L’application du calcul aux décisions judiciaires est, dit Stuart Mill, le scandale des mathématiques. L’accusation est injuste. On peut peser du cuivre et le donner pour or, la balance reste sans reproche. Dans leurs travaux sur la théorie des jugemens, Condorcet, Laplace et Poisson n’ont pesé que du cuivre.

La réunion, quelle qu’elle soit, qui peut juger bien ou mal, est remplacée dans leurs études par des urnes où l’on puise des boules blanches ou noires. « On peut, dans plusieurs cas, — a dit Laplace, le plus grand des trois, le moins imprudent, et incomparable aux deux autres, — résoudre des questions qui ont beaucoup d’analogie avec les questions qu’on se propose, et dont les solutions peuvent être regardées comme des approximations propres à nous guider et à nous garantir des erreurs et des dangers auxquels les mauvais raisonnemens nous exposent. Une approximation bien conduite est toujours préférable aux raisonnemens les plus spécieux. »

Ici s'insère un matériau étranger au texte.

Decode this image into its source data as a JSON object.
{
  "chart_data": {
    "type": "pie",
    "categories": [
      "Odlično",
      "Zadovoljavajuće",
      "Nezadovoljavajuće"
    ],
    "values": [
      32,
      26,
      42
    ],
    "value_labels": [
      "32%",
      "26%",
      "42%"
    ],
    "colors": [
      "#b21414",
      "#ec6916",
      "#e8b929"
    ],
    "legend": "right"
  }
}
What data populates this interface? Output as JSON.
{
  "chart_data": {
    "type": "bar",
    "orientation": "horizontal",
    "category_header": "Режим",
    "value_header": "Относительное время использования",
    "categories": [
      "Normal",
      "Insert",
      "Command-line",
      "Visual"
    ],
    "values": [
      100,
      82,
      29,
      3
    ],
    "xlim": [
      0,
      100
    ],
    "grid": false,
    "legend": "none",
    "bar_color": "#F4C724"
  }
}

Rien n’est plus sage : les bonnes approximations valent mieux que les mauvais raisonnemens; mais il n’y a, malgré cela, moyen ni apparence de les réduire en acte pour rendre la justice meilleure que les juges. On peut assurément supposer le nombre des boules noires égal à celui des jugemens mal rendus, les deux problèmes n’en restent pas moins fort différens, et pour tout dire, sans analogie.

Un juge, Supposons-le, se trompe une fois sur dix. Condorcet et Poisson l’assimilent à une urne contenant neuf boules blanches et une noire. Le sort des accusés resterait-il le même?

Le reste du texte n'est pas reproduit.